Google’s Saudi Ties
Silence on journalist’s killing highlights deep business interests in Gulf state
Western business leaders have distanced themselves from Saudi Arabia and its leader, Mohammed bin Salman, in the wake of the murder of journalist Jamal Khashoggi by Saudi operatives. Representatives from Uber, Viacom, JP Morgan, Ford, Blackrock, and other major companies have pulled out of the Saudi government’s Future Investment Initiative (FII) conference, informally dubbed “Davos in the Desert.”
After nearly two weeks of silence, during which executives from more than a dozen other companies pulled out of the conference, Diane Greene, the CEO of Google Cloud, eventually followed suit in in pulling out of the FII meeting.
However, Google’s initial hesitance to drop out of the conference, as well as its unwillingness to comment on the Khashoggi episode even as other tech companies expressed their concern, hints at the company’s deep economic entanglements with Saudi Arabia.
Earlier this year, Google joined other tech firms in fêting Mohammed bin Salman during his visit to the United States. At the time, the Saudi state energy company, Aramco, was reportedly in talks with Google about a joint venture to build a tech hub in Saudi Arabia. Google edged out Amazon, which is better established in the cloud business, to cement a partnership with the country.
In April 2018, Google announced a deal to build several “Innovation Hubs” across Saudi Arabia. The company also held “Google Developers Roadshow” events in Riyadh, Taif, Jeddah, Medina, and Khobar, Saudi Arabia, the same month.
The details of Alphabet’s investment in Saudi Arabia, which analysts have described as “unusual,” remain shrouded in secrecy. In April 2018, Google’s chief executive, Sundar Pichai, confirmed the company had already begun building data centers in Saudi Arabia. But the Google Cloud website makes no mention of a cloud region in Saudi Arabia.
Technology companies previously shied away from building data centers in the Persian Gulf because the countries’ privacy laws could allow the government to access user data without a court order. But Google has softened its stance on yielding to demands of authoritarian nations where it hopes to do business. The Intercept recently reported that the company had plans to launch a censored version of its search engine in China, over the protests of its own engineers, after quitting the market a decade earlier over its surveillance of dissidents’ email accounts.
In Saudi Arabia, Google has been willing to turn a blind eye to human rights abuses for longer. In January 2015, then-Google CEO Eric Schmidt delivered the keynote address at the Global Competitiveness Forum in Riyadh, another Davos-like event hosted by the Saudi government.

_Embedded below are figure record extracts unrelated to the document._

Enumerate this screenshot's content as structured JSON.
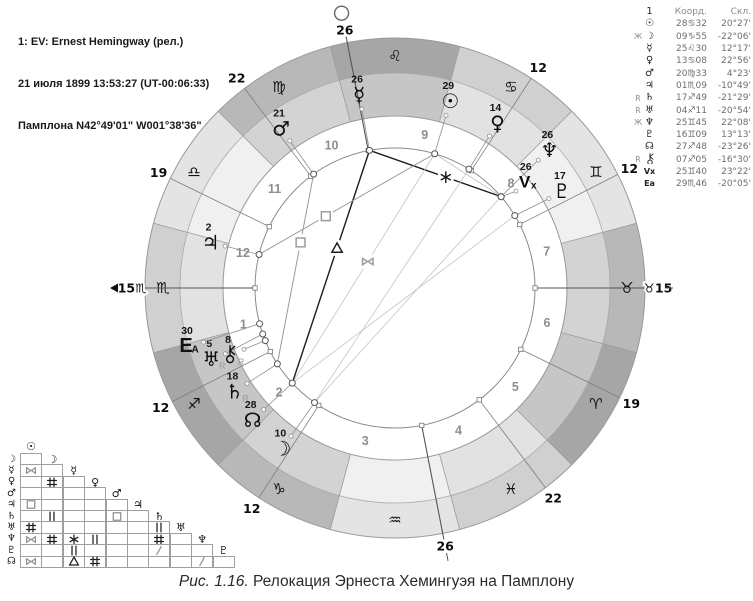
{
  "header": {
    "line1": "1: EV: Ernest Hemingway (рел.)",
    "line2": "21 июля 1899 13:53:27 (UT-00:06:33)",
    "line3": "Памплона N42°49'01\" W001°38'36\""
  },
  "caption": {
    "label": "Рис. 1.16.",
    "text": " Релокация Эрнеста Хемингуэя на Памплону"
  },
  "positions_table": {
    "headers": {
      "num": "1",
      "coord": "Коорд.",
      "decl": "Скл."
    },
    "rows": [
      {
        "marker": "",
        "planet": "sun",
        "glyph": "☉",
        "coord": "28♋32",
        "decl": "20°27'"
      },
      {
        "marker": "Ж",
        "planet": "moon",
        "glyph": "☽",
        "coord": "09♑55",
        "decl": "-22°06'"
      },
      {
        "marker": "",
        "planet": "mercury",
        "glyph": "☿",
        "coord": "25♌30",
        "decl": "12°17'"
      },
      {
        "marker": "",
        "planet": "venus",
        "glyph": "♀",
        "coord": "13♋08",
        "decl": "22°56'"
      },
      {
        "marker": "",
        "planet": "mars",
        "glyph": "♂",
        "coord": "20♍33",
        "decl": "4°23'"
      },
      {
        "marker": "",
        "planet": "jupiter",
        "glyph": "♃",
        "coord": "01♏09",
        "decl": "-10°49'"
      },
      {
        "marker": "R",
        "planet": "saturn",
        "glyph": "♄",
        "coord": "17♐49",
        "decl": "-21°29'"
      },
      {
        "marker": "R",
        "planet": "uranus",
        "glyph": "♅",
        "coord": "04♐11",
        "decl": "-20°54'"
      },
      {
        "marker": "Ж",
        "planet": "neptune",
        "glyph": "♆",
        "coord": "25♊45",
        "decl": "22°08'"
      },
      {
        "marker": "",
        "planet": "pluto",
        "glyph": "♇",
        "coord": "16♊09",
        "decl": "13°13'"
      },
      {
        "marker": "",
        "planet": "node",
        "glyph": "☊",
        "coord": "27♐48",
        "decl": "-23°26'"
      },
      {
        "marker": "R",
        "planet": "chiron",
        "glyph": "⚷",
        "coord": "07♐05",
        "decl": "-16°30'"
      },
      {
        "marker": "",
        "planet": "vertex",
        "glyph": "Vx",
        "coord": "25♊40",
        "decl": "23°22'"
      },
      {
        "marker": "",
        "planet": "east",
        "glyph": "Ea",
        "coord": "29♏46",
        "decl": "-20°05'"
      }
    ]
  },
  "chart": {
    "signs": [
      {
        "name": "aries",
        "glyph": "♈",
        "element": "fire"
      },
      {
        "name": "taurus",
        "glyph": "♉",
        "element": "earth"
      },
      {
        "name": "gemini",
        "glyph": "♊",
        "element": "air"
      },
      {
        "name": "cancer",
        "glyph": "♋",
        "element": "water"
      },
      {
        "name": "leo",
        "glyph": "♌",
        "element": "fire"
      },
      {
        "name": "virgo",
        "glyph": "♍",
        "element": "earth"
      },
      {
        "name": "libra",
        "glyph": "♎",
        "element": "air"
      },
      {
        "name": "scorpio",
        "glyph": "♏",
        "element": "water"
      },
      {
        "name": "sagittarius",
        "glyph": "♐",
        "element": "fire"
      },
      {
        "name": "capricorn",
        "glyph": "♑",
        "element": "earth"
      },
      {
        "name": "aquarius",
        "glyph": "♒",
        "element": "air"
      },
      {
        "name": "pisces",
        "glyph": "♓",
        "element": "water"
      }
    ],
    "element_colors": {
      "fire": {
        "ring": "#a6a6a6",
        "band": "#c6c6c6"
      },
      "earth": {
        "ring": "#b8b8b8",
        "band": "#d3d3d3"
      },
      "air": {
        "ring": "#e4e4e4",
        "band": "#f0f0f0"
      },
      "water": {
        "ring": "#d0d0d0",
        "band": "#e2e2e2"
      }
    },
    "houses": [
      {
        "house": 1,
        "cusp_lon": 225,
        "label": "15♏",
        "axis": "asc"
      },
      {
        "house": 2,
        "cusp_lon": 252,
        "label": "12"
      },
      {
        "house": 3,
        "cusp_lon": 282,
        "label": "12"
      },
      {
        "house": 4,
        "cusp_lon": 326,
        "label": "26",
        "axis": "ic"
      },
      {
        "house": 5,
        "cusp_lon": 352,
        "label": "22"
      },
      {
        "house": 6,
        "cusp_lon": 19,
        "label": "19"
      },
      {
        "house": 7,
        "cusp_lon": 45,
        "label": "♉15",
        "axis": "dsc"
      },
      {
        "house": 8,
        "cusp_lon": 72,
        "label": "12"
      },
      {
        "house": 9,
        "cusp_lon": 102,
        "label": "12"
      },
      {
        "house": 10,
        "cusp_lon": 146,
        "label": "26",
        "axis": "mc"
      },
      {
        "house": 11,
        "cusp_lon": 172,
        "label": "22"
      },
      {
        "house": 12,
        "cusp_lon": 199,
        "label": "19"
      }
    ],
    "planets": [
      {
        "name": "sun",
        "glyph": "☉",
        "lon": 118.53,
        "deg_label": "29"
      },
      {
        "name": "moon",
        "glyph": "☽",
        "lon": 279.92,
        "deg_label": "10"
      },
      {
        "name": "mercury",
        "glyph": "☿",
        "lon": 145.5,
        "deg_label": "26"
      },
      {
        "name": "venus",
        "glyph": "♀",
        "lon": 103.13,
        "deg_label": "14"
      },
      {
        "name": "mars",
        "glyph": "♂",
        "lon": 170.55,
        "deg_label": "21"
      },
      {
        "name": "jupiter",
        "glyph": "♃",
        "lon": 211.15,
        "deg_label": "2"
      },
      {
        "name": "saturn",
        "glyph": "♄",
        "lon": 257.82,
        "deg_label": "18",
        "retro": true
      },
      {
        "name": "uranus",
        "glyph": "♅",
        "lon": 244.18,
        "deg_label": "5",
        "retro": true
      },
      {
        "name": "neptune",
        "glyph": "♆",
        "lon": 85.75,
        "deg_label": "26"
      },
      {
        "name": "pluto",
        "glyph": "♇",
        "lon": 76.15,
        "deg_label": "17"
      },
      {
        "name": "node",
        "glyph": "☊",
        "lon": 267.8,
        "deg_label": "28"
      },
      {
        "name": "chiron",
        "glyph": "⚷",
        "lon": 247.08,
        "deg_label": "8",
        "retro": true
      },
      {
        "name": "vertex",
        "glyph": "Vx",
        "lon": 85.67,
        "deg_label": "26"
      },
      {
        "name": "east",
        "glyph": "Ea",
        "lon": 239.77,
        "deg_label": "30"
      }
    ],
    "aspect_lines": [
      {
        "from": "mercury",
        "to": "node",
        "kind": "trine",
        "tone": "dark",
        "t": 0.42
      },
      {
        "from": "mercury",
        "to": "neptune",
        "kind": "sextile",
        "tone": "dark",
        "t": 0.58
      },
      {
        "from": "sun",
        "to": "jupiter",
        "kind": "square",
        "tone": "mid",
        "t": 0.62
      },
      {
        "from": "mars",
        "to": "saturn",
        "kind": "square",
        "tone": "mid",
        "t": 0.36
      },
      {
        "from": "sun",
        "to": "node",
        "kind": "bowtie",
        "tone": "light",
        "t": 0.47
      },
      {
        "from": "moon",
        "to": "neptune",
        "kind": null,
        "tone": "light"
      },
      {
        "from": "node",
        "to": "pluto",
        "kind": null,
        "tone": "light"
      },
      {
        "from": "sun",
        "to": "neptune",
        "kind": null,
        "tone": "light"
      },
      {
        "from": "moon",
        "to": "venus",
        "kind": null,
        "tone": "light"
      }
    ]
  },
  "aspect_grid": {
    "order": [
      "☉",
      "☽",
      "☿",
      "♀",
      "♂",
      "♃",
      "♄",
      "♅",
      "♆",
      "♇",
      "☊"
    ],
    "cells": [
      {
        "r": 2,
        "c": 0,
        "k": "bowtie",
        "tone": "grey"
      },
      {
        "r": 3,
        "c": 1,
        "k": "hash",
        "tone": "black"
      },
      {
        "r": 5,
        "c": 0,
        "k": "square",
        "tone": "grey"
      },
      {
        "r": 6,
        "c": 1,
        "k": "parallel",
        "tone": "black"
      },
      {
        "r": 6,
        "c": 4,
        "k": "square",
        "tone": "grey"
      },
      {
        "r": 7,
        "c": 0,
        "k": "hash",
        "tone": "black"
      },
      {
        "r": 7,
        "c": 6,
        "k": "parallel",
        "tone": "black"
      },
      {
        "r": 8,
        "c": 0,
        "k": "bowtie",
        "tone": "grey"
      },
      {
        "r": 8,
        "c": 1,
        "k": "hash",
        "tone": "black"
      },
      {
        "r": 8,
        "c": 2,
        "k": "sextile",
        "tone": "black"
      },
      {
        "r": 8,
        "c": 3,
        "k": "parallel",
        "tone": "black"
      },
      {
        "r": 8,
        "c": 6,
        "k": "hash",
        "tone": "black"
      },
      {
        "r": 9,
        "c": 2,
        "k": "parallel",
        "tone": "black"
      },
      {
        "r": 9,
        "c": 6,
        "k": "slash",
        "tone": "grey"
      },
      {
        "r": 10,
        "c": 0,
        "k": "bowtie",
        "tone": "grey"
      },
      {
        "r": 10,
        "c": 2,
        "k": "trine",
        "tone": "black"
      },
      {
        "r": 10,
        "c": 3,
        "k": "hash",
        "tone": "black"
      },
      {
        "r": 10,
        "c": 8,
        "k": "slash",
        "tone": "grey"
      }
    ]
  }
}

Schmidt’s speech took place the same month that imprisoned Saudi blogger Raif Badawi received the first phase of a highly publicized 1,000-lash sentence for criticizing religious leaders in the country. The previous month, cases that were brought up in a special “terrorism court” against two Saudi women who had been arrested for driving were also featured in international headlines.
A representative for Human Rights Watch argued that “Mr. Schmidt has a clear moral obligation to feature the plight of Raif Badawi and other Saudi bloggers and call on Saudi authorities to release him unconditionally and without delay.” However, there is no record that Schmidt addressed free speech or human rights issues during his speech, and Google did not respond to press inquiries regarding Badawi ahead of the speech.
During the 2015 trip, Jared Cohen, head of Google’s Jigsaw unit and a frequent travel companion of Mr. Schmidt, met with King Salman and Crown Prince Mohammed bin Salman, who had both ascended to their positions just days earlier. It appears likely that Schmidt was with Cohen during the meeting with the king and crown prince.
Schmidt, Cohen, Cohen’s chief-of-staff Dan Keyserling, and Google’s policy and government relations manager for the Middle East and North Africa Khaled Koubaa also met with Prince Al-Waleed bin Talal during the 2015 visit to discuss “future potential business cooperation” between Google and Prince Al-Waleed’s Kingdom Holding Company. Schmidt previously met with Prince Al-Waleed twice in 2013, as well as once in 2011.
Google’s relationship with the Saudi Arabian government dates back to at least 2004, when Schmidt and company co-founders Larry Page and Sergey Brin joined Bill Clinton and other guests of the former president on a trip to Saudi Arabia at the invitation of Al-Dabbagh and then-Crown Prince Abdullah bin Abdulaziz Al Saud. The visiting delegation flew into the country on the crown prince’s Boeing 767.
Google’s aggressive courtship of the Saudi government for more than a decade has begun to pay off, unlocking contracts in the middle east that could ultimately be worth billions of dollars to the company.